Il s’agit bien ici d’un homme qui vécut en poésie, d’un homme qui, dans sa chair, ses actes et ses paroles répondait dans les actes et les paroles de tous. Une fois de plus, on ne saurait dissocier les mots d’ordre d’Arthur Rimbaud et de Karl Marx : « Changer la vie et transformer le monde. »
« Le monde meilleur, c’est sur terre qu’il existe. Pas de résignation, même dans la douleur. La vie, les autres sont là… » et « On peut faire un poème avec un cri en l’harmonisant avec le comportement des autres. Seule la collaboration avec les hommes le permet. La poésie, c’est sortir de soi pour y faire entrer les autres. » (Lettres à Kamel Bencheikh.)
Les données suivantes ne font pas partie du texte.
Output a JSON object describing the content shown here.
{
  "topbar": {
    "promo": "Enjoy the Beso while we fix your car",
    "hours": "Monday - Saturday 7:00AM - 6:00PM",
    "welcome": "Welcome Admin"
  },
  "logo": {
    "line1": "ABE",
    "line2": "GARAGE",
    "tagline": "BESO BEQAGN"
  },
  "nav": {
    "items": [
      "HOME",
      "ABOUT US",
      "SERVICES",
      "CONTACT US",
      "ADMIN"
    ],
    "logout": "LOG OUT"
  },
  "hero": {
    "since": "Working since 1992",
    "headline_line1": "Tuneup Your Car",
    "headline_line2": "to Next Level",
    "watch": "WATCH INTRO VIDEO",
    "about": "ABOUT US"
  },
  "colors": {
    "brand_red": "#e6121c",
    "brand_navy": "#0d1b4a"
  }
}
J’ai connu Tahar Djaout à 18 ans lors des récitals de poésie de la salle El Mouggar. Il était magnifique, timide, gai, souriant, mais celui qui devait rester mon ami jusqu’à sa mort fut assassiné par des salauds sectaires qui en voulaient à la grandeur de l’Algérie. Serait-ce un crime dans ce pays que d’être un immense intellectuel comme il l’a été ? Il avait tous les dons et possédait un savoir remarquable. Il était triste, joyeux, rigolait comme pas un, s’étouffait en voulant fumer une cigarette, se lissait les moustaches, il était grave et léger en même temps. Il était désarmé. Il était désarmant. Fidèle, il était l’AMI. Il portait au cœur la blessure qui ne se referme jamais et une colère sourde contre les fossoyeurs de l’espoir.
Par quelle ironie du sort, sa mort l’a-t-elle catapultée dans la gloire. Il avait 40 ans, celui qui m’a écrit : « La douceur est l’apanage de la vie, non de la mort. La mort est froide et laide. Il n’y a que les monstres pour flatter la mort et c’est à nous de corriger cela. »
Tahar Djaout vécut en homme libre. Aussi quelle colère nous anime d’avoir gâché tant de beauté et d’énergie. Quelle épitaphe pour celui qui fut le grand poète d’une sensibilité sans cesse affinée. Sa gloire est d’avoir préparé pour les autres la vie qui lui fut refusée.
Tahar, même mort, est toujours vivant dans nos cœurs puisqu’il est entré dans la lumière.